Wilson’s disease, a rare autosomal recessive disorder common in populations with high rates of consanguinity, leads to abnormal copper metabolism causing hepatic and neurological dysfunction, with pathognomonic Kayser-Fleischer rings visible in the cornea and a characteristic face of the giant panda sign on brain MRI.
Description
Wilson Disease, also known as hepatolenticular degeneration, is an autosomal recessive inherited disorder of copper metabolism, leading to copper accumulation in the liver, brain, cornea, and other organs. Excessive copper can be toxic and leads to a variety of systemic symptoms.
Pathogenesis
The disease results from mutations in the ATP7B gene located on chromosome 13, which encodes a copper-transporting ATPase protein. This ATPase is primarily expressed in the liver and is involved in the incorporation of copper into ceruloplasmin and the excretion of excess copper into bile. In Wilson Disease, these processes are disrupted, leading to copper build-up within the liver. When the liver’s storage capacity is overwhelmed, copper is released into the bloodstream and deposited in various other organs, causing cellular damage and dysfunction.
Epidemiology, Risk Factors & Associations
- Wilson Disease affects approximately 1 in 30,000 individuals worldwide.
- Both genders are affected equally, and there’s no specific racial or geographical predilection.

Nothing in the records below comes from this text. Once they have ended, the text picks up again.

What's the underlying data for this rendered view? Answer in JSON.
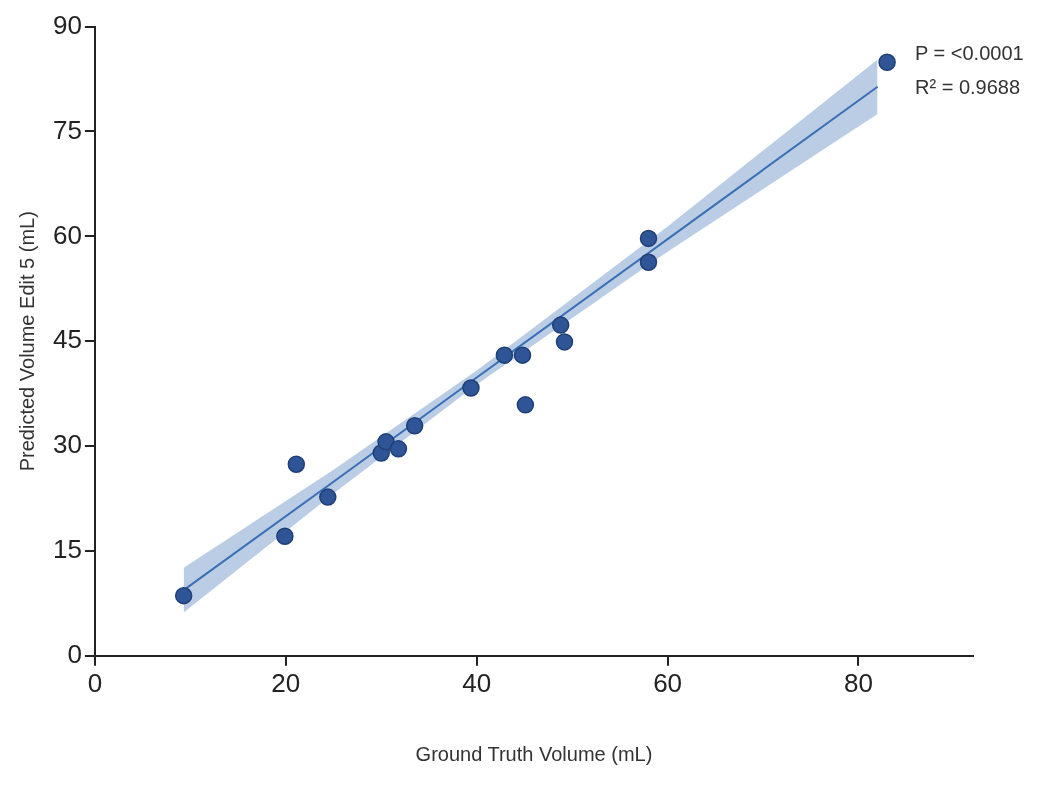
{
  "chart_data": {
    "type": "scatter",
    "xlabel": "Ground Truth Volume (mL)",
    "ylabel": "Predicted Volume Edit 5 (mL)",
    "xlim": [
      0,
      92
    ],
    "xticks": [
      0,
      20,
      40,
      60,
      80
    ],
    "ylim": [
      0,
      90
    ],
    "yticks": [
      0,
      15,
      30,
      45,
      60,
      75,
      90
    ],
    "grid": false,
    "legend": false,
    "marker": "circle",
    "annotations": [
      "P = <0.0001",
      "R² = 0.9688"
    ],
    "series": [
      {
        "color": "#2f5597",
        "x": [
          9.3,
          19.9,
          21.1,
          24.4,
          30.0,
          30.5,
          31.8,
          33.5,
          39.4,
          42.9,
          44.8,
          45.1,
          48.8,
          49.2,
          58.0,
          58.0,
          83.0
        ],
        "values": [
          8.6,
          17.1,
          27.4,
          22.7,
          29.0,
          30.6,
          29.6,
          32.9,
          38.3,
          43.0,
          43.0,
          35.9,
          47.3,
          44.9,
          59.7,
          56.3,
          84.9
        ]
      },
      {
        "type": "line",
        "color": "#3a6fb5",
        "line_style": "solid",
        "marker": "none",
        "x": [
          9.3,
          25,
          40,
          60,
          82
        ],
        "values": [
          9.4,
          24.9,
          39.8,
          59.6,
          81.4
        ],
        "lower": [
          6.2,
          23.2,
          38.8,
          57.8,
          77.5
        ],
        "upper": [
          12.6,
          26.6,
          40.8,
          61.4,
          85.3
        ]
      }
    ]
  }
}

- It usually presents in individuals aged between 6 and 20 years, although late-onset cases in older adults can occur.
- Family history is a risk factor, as the condition is inherited in an autosomal recessive manner.
Clinical Features
Clinical manifestations of Wilson Disease are highly variable and are generally related to liver disease and neurological and psychiatric disturbances.
- Liver disease can range from asymptomatic hepatomegaly and liver function test abnormalities to acute and chronic hepatitis, cirrhosis, and fulminant hepatic failure.
- Neurological features include movement disorders (tremors, dystonia, dysarthria), cognitive decline, and seizures.
- Psychiatric disturbances can range from personality changes, mood disorders, to psychosis.
- A classical feature is Kayser-Fleischer rings, a rusty-brown ring around the cornea due to copper deposition.
Complications
If left untreated, Wilson Disease can lead to severe liver disease, neurological impairment, renal disease, and can be life-threatening. Chronic active hepatitis, cirrhosis, and hepatic failure are among the significant hepatic complications.
Pathological Features
Histopathology
- In the liver, early changes include steatosis, hepatocellular apoptosis, and necrosis. Advanced disease may show cirrhosis and fibrosis.
- In the brain, there are characteristic changes in the basal ganglia with neuronal loss, gliosis, and cavitation.
Serology and Biochemistry
- Serum ceruloplasmin levels are typically low due to defective incorporation of copper into ceruloplasmin.
- Urinary copper excretion is often elevated.
- Liver function tests may reveal hepatocellular damage or cholestasis.
Genetics
Diagnosis can be confirmed with molecular genetic testing of the ATP7B gene.
Radiological Features
General Features
- Features of chronic liver disease, including cirrhosis and hepatocellular carcinoma, may be evident in advanced cases.
MRI
- T1: Deposition of copper within the basal ganglia can produce hyperintensities.
- T2: Similarly, T2-weighted images may show hyperintensities in the basal ganglia, particularly in the putamen. In later stages, T2 hyperintensities may appear in the midbrain, thalamus, and white matter.
Differential Diagnosis
The differential diagnosis for Wilson Disease is broad due to its wide-ranging clinical manifestations. These include other causes of liver disease (such as autoimmune hepatitis, viral hepatitis), movement disorders (like Parkinson’s disease), and psychiatric conditions.
Management
- Neurologists and hepatologists typically manage Wilson Disease.
- Treatment aims to reduce copper accumulation using chelating agents like penicillamine or trientine, or zinc therapy to reduce intestinal copper absorption.
- In severe or refractory cases, liver transplantation can be considered.
- Genetic counselling should be offered to affected individuals and their families.